I am trying to use a Shared List that will update scraped information from Selenium so i can later export this info or use it how i chose. For some reason it is giving me this error: NameError: name 'scrapedinfo' is not defined...

This is really strange to me because i declared the list Global AND I used the multiprocessing.Manager() to create the list. I have double checked my code many times and it is not a case sensitive error. I also tried to past the list through the functions as a variable but this created other problems and did not work. Any help is greatly appreciated!

from selenium import webdriver
from multiprocessing import Pool

def browser():  
    driver = webdriver.Chrome()
    return driver

def test_func(link):
    driver = browser()
    driver.get(link)

def scrape_stuff(driver):

    #Scrape things
    scrapedinfo.append(#Scraped Stuff)

def multip():
    manager = Manager()

    #Declare list here

    global scrapedinfo
    scrapedinfo = manager.list()

    links = ["https://stackoverflow.com/", "https://signup.microsoft.com/", "www.example.com"]
    chunks = [links[i::3] for i in range(3)]
    pool = Pool(processes=3)
    pool.map(test_func, chunks)
    print(scrapedinfo)

multip()

Solution

  • In Windows, multiprocessing executes a new python process and then tries to pickle/unpickle a limited view of the parent state for the child. Global variables that are not passed in the map call are not included. scrapedinfo is not created in the child and you get the error.
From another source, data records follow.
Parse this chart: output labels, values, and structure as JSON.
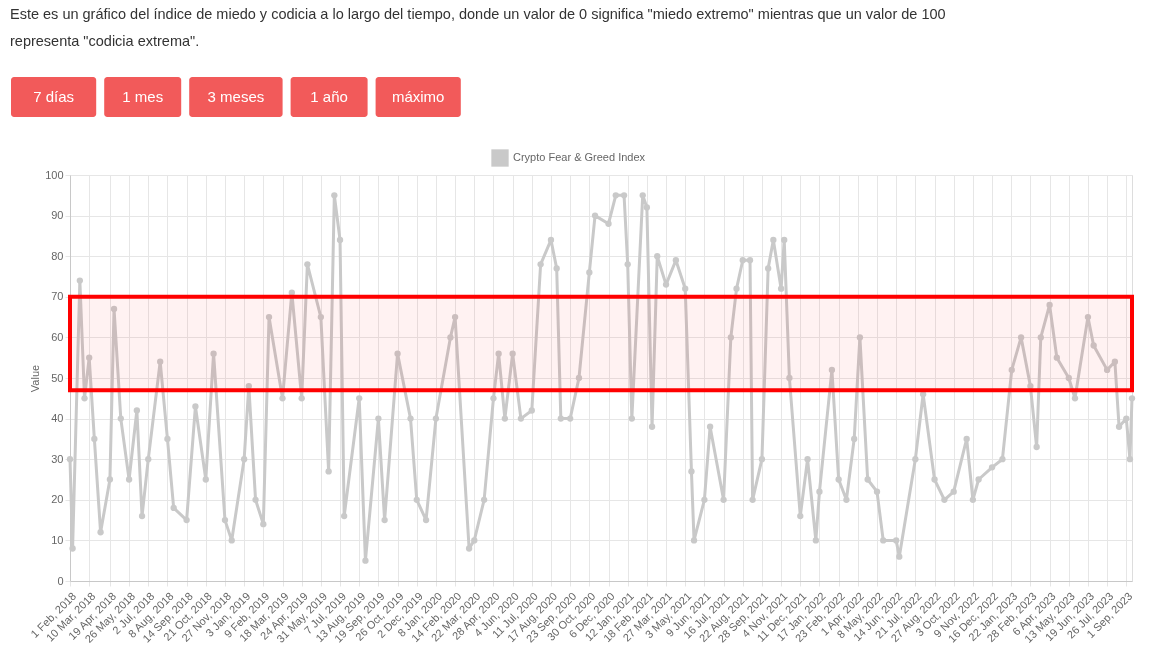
{
  "chart_data": {
    "type": "line",
    "title": "Este es un gráfico del índice de miedo y codicia a lo largo del tiempo, donde un valor de 0 significa \"miedo extremo\" mientras que un valor de 100 representa \"codicia extrema\".",
    "annotations": [
      "7 días",
      "1 mes",
      "3 meses",
      "1 año",
      "máximo"
    ],
    "ylabel": "Value",
    "x": [
      "2018-02-01",
      "2018-02-06",
      "2018-02-20",
      "2018-03-01",
      "2018-03-10",
      "2018-03-20",
      "2018-04-01",
      "2018-04-19",
      "2018-04-27",
      "2018-05-10",
      "2018-05-26",
      "2018-06-10",
      "2018-06-20",
      "2018-07-02",
      "2018-07-25",
      "2018-08-08",
      "2018-08-20",
      "2018-09-14",
      "2018-10-01",
      "2018-10-21",
      "2018-11-05",
      "2018-11-27",
      "2018-12-10",
      "2019-01-03",
      "2019-01-12",
      "2019-01-25",
      "2019-02-09",
      "2019-02-20",
      "2019-03-18",
      "2019-04-05",
      "2019-04-24",
      "2019-05-05",
      "2019-05-31",
      "2019-06-15",
      "2019-06-26",
      "2019-07-07",
      "2019-07-15",
      "2019-08-13",
      "2019-08-25",
      "2019-09-19",
      "2019-10-01",
      "2019-10-26",
      "2019-11-20",
      "2019-12-02",
      "2019-12-20",
      "2020-01-08",
      "2020-02-05",
      "2020-02-14",
      "2020-03-12",
      "2020-03-22",
      "2020-04-10",
      "2020-04-28",
      "2020-05-08",
      "2020-05-20",
      "2020-06-04",
      "2020-06-20",
      "2020-07-11",
      "2020-07-28",
      "2020-08-17",
      "2020-08-28",
      "2020-09-05",
      "2020-09-23",
      "2020-10-10",
      "2020-10-30",
      "2020-11-10",
      "2020-12-06",
      "2020-12-20",
      "2021-01-05",
      "2021-01-12",
      "2021-01-20",
      "2021-02-10",
      "2021-02-18",
      "2021-02-28",
      "2021-03-10",
      "2021-03-27",
      "2021-04-15",
      "2021-05-03",
      "2021-05-15",
      "2021-05-20",
      "2021-06-09",
      "2021-06-20",
      "2021-07-16",
      "2021-07-30",
      "2021-08-10",
      "2021-08-22",
      "2021-09-05",
      "2021-09-10",
      "2021-09-28",
      "2021-10-10",
      "2021-10-20",
      "2021-11-04",
      "2021-11-10",
      "2021-11-20",
      "2021-12-11",
      "2021-12-25",
      "2022-01-10",
      "2022-01-17",
      "2022-02-10",
      "2022-02-23",
      "2022-03-10",
      "2022-03-25",
      "2022-04-05",
      "2022-04-20",
      "2022-05-08",
      "2022-05-20",
      "2022-06-14",
      "2022-06-20",
      "2022-07-21",
      "2022-08-05",
      "2022-08-27",
      "2022-09-15",
      "2022-10-03",
      "2022-10-28",
      "2022-11-09",
      "2022-11-20",
      "2022-12-16",
      "2023-01-05",
      "2023-01-23",
      "2023-02-10",
      "2023-02-28",
      "2023-03-12",
      "2023-03-20",
      "2023-04-06",
      "2023-04-20",
      "2023-05-13",
      "2023-05-25",
      "2023-06-19",
      "2023-06-30",
      "2023-07-26",
      "2023-08-10",
      "2023-08-18",
      "2023-09-01",
      "2023-09-08",
      "2023-09-12"
    ],
    "series": [
      {
        "name": "Crypto Fear & Greed Index",
        "color": "#c9c9c9",
        "values": [
          30,
          8,
          74,
          45,
          55,
          35,
          12,
          25,
          67,
          40,
          25,
          42,
          16,
          30,
          54,
          35,
          18,
          15,
          43,
          25,
          56,
          15,
          10,
          30,
          48,
          20,
          14,
          65,
          45,
          71,
          45,
          78,
          65,
          27,
          95,
          84,
          16,
          45,
          5,
          40,
          15,
          56,
          40,
          20,
          15,
          40,
          60,
          65,
          8,
          10,
          20,
          45,
          56,
          40,
          56,
          40,
          42,
          78,
          84,
          77,
          40,
          40,
          50,
          76,
          90,
          88,
          95,
          95,
          78,
          40,
          95,
          92,
          38,
          80,
          73,
          79,
          72,
          27,
          10,
          20,
          38,
          20,
          60,
          72,
          79,
          79,
          20,
          30,
          77,
          84,
          72,
          84,
          50,
          16,
          30,
          10,
          22,
          52,
          25,
          20,
          35,
          60,
          25,
          22,
          10,
          10,
          6,
          30,
          46,
          25,
          20,
          22,
          35,
          20,
          25,
          28,
          30,
          52,
          60,
          48,
          33,
          60,
          68,
          55,
          50,
          45,
          65,
          58,
          52,
          54,
          38,
          40,
          30,
          45
        ]
      }
    ],
    "xlim": [
      "2018-02-01",
      "2023-09-12"
    ],
    "xticks": [
      {
        "value": "2018-02-01",
        "label": "1 Feb, 2018"
      },
      {
        "value": "2018-03-10",
        "label": "10 Mar, 2018"
      },
      {
        "value": "2018-04-19",
        "label": "19 Apr, 2018"
      },
      {
        "value": "2018-05-26",
        "label": "26 May, 2018"
      },
      {
        "value": "2018-07-02",
        "label": "2 Jul, 2018"
      },
      {
        "value": "2018-08-08",
        "label": "8 Aug, 2018"
      },
      {
        "value": "2018-09-14",
        "label": "14 Sep, 2018"
      },
      {
        "value": "2018-10-21",
        "label": "21 Oct, 2018"
      },
      {
        "value": "2018-11-27",
        "label": "27 Nov, 2018"
      },
      {
        "value": "2019-01-03",
        "label": "3 Jan, 2019"
      },
      {
        "value": "2019-02-09",
        "label": "9 Feb, 2019"
      },
      {
        "value": "2019-03-18",
        "label": "18 Mar, 2019"
      },
      {
        "value": "2019-04-24",
        "label": "24 Apr, 2019"
      },
      {
        "value": "2019-05-31",
        "label": "31 May, 2019"
      },
      {
        "value": "2019-07-07",
        "label": "7 Jul, 2019"
      },
      {
        "value": "2019-08-13",
        "label": "13 Aug, 2019"
      },
      {
        "value": "2019-09-19",
        "label": "19 Sep, 2019"
      },
      {
        "value": "2019-10-26",
        "label": "26 Oct, 2019"
      },
      {
        "value": "2019-12-02",
        "label": "2 Dec, 2019"
      },
      {
        "value": "2020-01-08",
        "label": "8 Jan, 2020"
      },
      {
        "value": "2020-02-14",
        "label": "14 Feb, 2020"
      },
      {
        "value": "2020-03-22",
        "label": "22 Mar, 2020"
      },
      {
        "value": "2020-04-28",
        "label": "28 Apr, 2020"
      },
      {
        "value": "2020-06-04",
        "label": "4 Jun, 2020"
      },
      {
        "value": "2020-07-11",
        "label": "11 Jul, 2020"
      },
      {
        "value": "2020-08-17",
        "label": "17 Aug, 2020"
      },
      {
        "value": "2020-09-23",
        "label": "23 Sep, 2020"
      },
      {
        "value": "2020-10-30",
        "label": "30 Oct, 2020"
      },
      {
        "value": "2020-12-06",
        "label": "6 Dec, 2020"
      },
      {
        "value": "2021-01-12",
        "label": "12 Jan, 2021"
      },
      {
        "value": "2021-02-18",
        "label": "18 Feb, 2021"
      },
      {
        "value": "2021-03-27",
        "label": "27 Mar, 2021"
      },
      {
        "value": "2021-05-03",
        "label": "3 May, 2021"
      },
      {
        "value": "2021-06-09",
        "label": "9 Jun, 2021"
      },
      {
        "value": "2021-07-16",
        "label": "16 Jul, 2021"
      },
      {
        "value": "2021-08-22",
        "label": "22 Aug, 2021"
      },
      {
        "value": "2021-09-28",
        "label": "28 Sep, 2021"
      },
      {
        "value": "2021-11-04",
        "label": "4 Nov, 2021"
      },
      {
        "value": "2021-12-11",
        "label": "11 Dec, 2021"
      },
      {
        "value": "2022-01-17",
        "label": "17 Jan, 2022"
      },
      {
        "value": "2022-02-23",
        "label": "23 Feb, 2022"
      },
      {
        "value": "2022-04-01",
        "label": "1 Apr, 2022"
      },
      {
        "value": "2022-05-08",
        "label": "8 May, 2022"
      },
      {
        "value": "2022-06-14",
        "label": "14 Jun, 2022"
      },
      {
        "value": "2022-07-21",
        "label": "21 Jul, 2022"
      },
      {
        "value": "2022-08-27",
        "label": "27 Aug, 2022"
      },
      {
        "value": "2022-10-03",
        "label": "3 Oct, 2022"
      },
      {
        "value": "2022-11-09",
        "label": "9 Nov, 2022"
      },
      {
        "value": "2022-12-16",
        "label": "16 Dec, 2022"
      },
      {
        "value": "2023-01-22",
        "label": "22 Jan, 2023"
      },
      {
        "value": "2023-02-28",
        "label": "28 Feb, 2023"
      },
      {
        "value": "2023-04-06",
        "label": "6 Apr, 2023"
      },
      {
        "value": "2023-05-13",
        "label": "13 May, 2023"
      },
      {
        "value": "2023-06-19",
        "label": "19 Jun, 2023"
      },
      {
        "value": "2023-07-26",
        "label": "26 Jul, 2023"
      },
      {
        "value": "2023-09-01",
        "label": "1 Sep, 2023"
      }
    ],
    "ylim": [
      0,
      100
    ],
    "yticks": [
      0,
      10,
      20,
      30,
      40,
      50,
      60,
      70,
      80,
      90,
      100
    ],
    "grid": true,
    "legend": "top",
    "marker": "circle",
    "line_style": "solid",
    "bands": [
      {
        "axis": "y",
        "from": 47,
        "to": 70,
        "color": "#ff0000"
      }
    ]
  }
}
    One solution is to pass scrapedinfo in the map call. Hacking down to a quick example,

    from multiprocessing import Pool, Manager
    
    def test_func(param):
        scrapedinfo, link = param
        scrapedinfo.append("i scraped stuff from " + str(link))
    
    def multip():
        manager = Manager()
    
        global scrapedinfo
        scrapedinfo = manager.list()
    
        links = ["https://stackoverflow.com/", "https://signup.microsoft.com/", "www.example.com"]
        chunks = [links[i::3] for i in range(3)]
        pool = Pool(processes=3)
        pool.map(test_func, list((scrapedinfo, chunk) for chunk in chunks))
        print(scrapedinfo)
    
    if __name__=="__main__":
        multip()
    

    But you are doing more work than you need to with the Manager. map passes the worker's return value back to the parent process (and handles chunking). So you could do:

    from multiprocessing import Pool, Manager
    
    def test_func(link):
        return "i scraped stuff from " + link
    
    def multip():
        links = ["https://stackoverflow.com/", "https://signup.microsoft.com/", "www.example.com"]
        pool = Pool(processes=3)
        scrapedinfo = pool.map(test_func, links)
        print(scrapedinfo)
    
    if __name__=="__main__":
        multip()
    

    And avoid the extra processsing of a clunky list proxy.